From Progarchives.com, the ultimate progressive rock music website

lazland
Prog Reviewer
2 stars It's 1985, and the wheels had well and truly begun to fall off of the mighty commercial bandwagon that was the supergroup, Asia. Steve Howe had left in a huff, only returning for guest spots when Wetton had gone into the sunset, until the much vaunted recent reunion. He was replaced by a bloke called Mandy Meyer, of whom it could be politely said that not many people outside of his immediate family had truly heard of at the time. My research for this review uncovered the ultimately uninspiring fact that he also recorded an album later with Krokus. To state that he was not much of a replacement for a genius is putting it somewhat mildly.

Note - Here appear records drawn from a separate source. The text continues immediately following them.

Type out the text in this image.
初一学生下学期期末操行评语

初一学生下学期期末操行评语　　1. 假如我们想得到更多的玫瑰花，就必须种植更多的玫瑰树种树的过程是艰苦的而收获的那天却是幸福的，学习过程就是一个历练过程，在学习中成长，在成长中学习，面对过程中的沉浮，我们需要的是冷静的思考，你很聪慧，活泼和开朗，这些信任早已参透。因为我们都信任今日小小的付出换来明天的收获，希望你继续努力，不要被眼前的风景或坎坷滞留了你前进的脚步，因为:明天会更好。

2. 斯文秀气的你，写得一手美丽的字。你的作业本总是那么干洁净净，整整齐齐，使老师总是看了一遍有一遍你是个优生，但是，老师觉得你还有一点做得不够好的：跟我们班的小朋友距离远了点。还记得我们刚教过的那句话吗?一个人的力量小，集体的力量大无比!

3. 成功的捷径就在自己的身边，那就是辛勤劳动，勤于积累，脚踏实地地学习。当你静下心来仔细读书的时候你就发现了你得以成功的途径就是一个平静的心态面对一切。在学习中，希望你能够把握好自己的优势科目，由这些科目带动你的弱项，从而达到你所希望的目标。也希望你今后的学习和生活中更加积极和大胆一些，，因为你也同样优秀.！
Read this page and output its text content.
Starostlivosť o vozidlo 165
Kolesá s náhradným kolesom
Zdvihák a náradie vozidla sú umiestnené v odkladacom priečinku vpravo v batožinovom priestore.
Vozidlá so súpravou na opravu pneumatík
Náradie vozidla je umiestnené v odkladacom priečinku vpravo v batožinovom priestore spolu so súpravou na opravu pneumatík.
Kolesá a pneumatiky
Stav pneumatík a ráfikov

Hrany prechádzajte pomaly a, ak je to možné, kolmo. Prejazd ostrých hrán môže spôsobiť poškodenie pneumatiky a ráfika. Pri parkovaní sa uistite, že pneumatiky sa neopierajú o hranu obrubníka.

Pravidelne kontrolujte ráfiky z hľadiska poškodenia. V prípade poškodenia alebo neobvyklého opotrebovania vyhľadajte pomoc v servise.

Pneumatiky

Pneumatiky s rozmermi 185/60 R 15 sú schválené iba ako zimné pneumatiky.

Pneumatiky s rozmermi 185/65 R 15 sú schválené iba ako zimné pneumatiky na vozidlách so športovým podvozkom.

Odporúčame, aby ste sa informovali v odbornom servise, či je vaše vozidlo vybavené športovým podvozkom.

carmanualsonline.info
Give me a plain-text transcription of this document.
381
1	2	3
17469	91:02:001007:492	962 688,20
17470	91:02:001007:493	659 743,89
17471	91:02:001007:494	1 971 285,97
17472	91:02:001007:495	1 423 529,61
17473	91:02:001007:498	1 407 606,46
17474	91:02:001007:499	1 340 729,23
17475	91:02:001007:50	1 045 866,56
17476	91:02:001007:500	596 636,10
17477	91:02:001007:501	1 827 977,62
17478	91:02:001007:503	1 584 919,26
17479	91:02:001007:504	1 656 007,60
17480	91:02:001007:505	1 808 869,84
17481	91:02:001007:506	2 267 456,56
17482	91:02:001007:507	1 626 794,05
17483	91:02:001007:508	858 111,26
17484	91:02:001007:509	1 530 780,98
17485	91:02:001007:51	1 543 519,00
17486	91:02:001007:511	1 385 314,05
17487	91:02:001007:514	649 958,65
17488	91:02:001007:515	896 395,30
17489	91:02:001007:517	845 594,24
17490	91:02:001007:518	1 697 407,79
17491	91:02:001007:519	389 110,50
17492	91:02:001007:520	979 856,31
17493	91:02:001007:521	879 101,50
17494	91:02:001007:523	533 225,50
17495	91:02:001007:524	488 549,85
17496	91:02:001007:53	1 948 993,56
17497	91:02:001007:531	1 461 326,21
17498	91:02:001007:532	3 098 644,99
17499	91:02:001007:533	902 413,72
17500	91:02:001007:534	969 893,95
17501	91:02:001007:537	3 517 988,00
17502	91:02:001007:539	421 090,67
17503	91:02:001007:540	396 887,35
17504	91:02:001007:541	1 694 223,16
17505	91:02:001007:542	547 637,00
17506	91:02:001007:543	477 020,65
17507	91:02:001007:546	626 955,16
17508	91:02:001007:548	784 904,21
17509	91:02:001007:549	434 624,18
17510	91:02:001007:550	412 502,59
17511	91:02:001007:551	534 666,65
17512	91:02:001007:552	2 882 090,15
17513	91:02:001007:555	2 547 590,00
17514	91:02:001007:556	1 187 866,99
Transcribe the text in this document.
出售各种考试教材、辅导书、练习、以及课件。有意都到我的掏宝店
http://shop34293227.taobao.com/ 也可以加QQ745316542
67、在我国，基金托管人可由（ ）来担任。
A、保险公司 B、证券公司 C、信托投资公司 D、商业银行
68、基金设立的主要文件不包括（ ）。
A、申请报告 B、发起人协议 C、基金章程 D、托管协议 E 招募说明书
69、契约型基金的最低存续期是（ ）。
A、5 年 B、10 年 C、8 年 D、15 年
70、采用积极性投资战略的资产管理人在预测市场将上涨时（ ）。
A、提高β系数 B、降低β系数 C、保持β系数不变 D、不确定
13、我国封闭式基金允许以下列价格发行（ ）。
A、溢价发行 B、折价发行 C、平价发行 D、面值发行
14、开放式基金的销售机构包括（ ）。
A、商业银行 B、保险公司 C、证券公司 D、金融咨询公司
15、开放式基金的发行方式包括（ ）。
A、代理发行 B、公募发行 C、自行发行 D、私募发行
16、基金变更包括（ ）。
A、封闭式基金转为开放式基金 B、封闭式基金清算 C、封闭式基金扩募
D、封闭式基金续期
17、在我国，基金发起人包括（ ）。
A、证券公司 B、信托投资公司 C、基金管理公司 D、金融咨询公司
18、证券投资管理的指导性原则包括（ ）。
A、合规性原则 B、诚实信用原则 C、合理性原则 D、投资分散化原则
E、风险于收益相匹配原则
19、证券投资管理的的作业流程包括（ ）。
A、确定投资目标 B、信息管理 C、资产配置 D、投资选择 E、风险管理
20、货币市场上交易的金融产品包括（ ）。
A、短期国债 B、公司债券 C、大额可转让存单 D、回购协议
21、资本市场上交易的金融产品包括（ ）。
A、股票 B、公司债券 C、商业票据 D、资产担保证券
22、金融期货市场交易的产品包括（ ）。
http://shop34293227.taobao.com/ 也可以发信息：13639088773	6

This album is a mess, and that is being rather kind, and a long term future of ever more bland, commercially unsuccessful, releases, twinned with a massive catalogue of completely unnecessary live releases, beckoned.

There are perhaps three tracks on this album which come a little bit close to recreating the glories that were evident in spades on the debut, and sporadically on the second. These are the anthemic openers Go and Voice of America, whilst Rock And Roll Dream is also a good pomp rock track.

There seemed to be a great deal of confusion as to where the band wanted to take themselves, which is surprising given the ego fuelled rows that saw Howe leave under a cloud, disillusioned with a lack of songwriting input. On Countdown To Zero, we even have a hilariously bad attempt at cod Gary Numan type monotones by the once great Wetton.

The remainder of tracks are instantly forgettable pap, and the other feature of this album is just how poor the production is. At times, the band really struggle to make themselves heard coherently, which is a shame, because certainly Geoff Downes' keyboards are really rather good amongst the dross recorded. These are highlighted to best effect on the closer, After The War, which is, I am afraid, no more than a poor man's Wildest Dreams.

This album marked my personal disillusionment with Asia, a phase that was to last until the reunion album Phoenix. It is very forgettable and one wonders at just how three superior, vastly talented, people such as Wetton, Downes, and Palmer could allow themselves to be so let down by a finished product.

Two stars. One that is most definitely for completionists only, and I am being a little bit generous in my rating.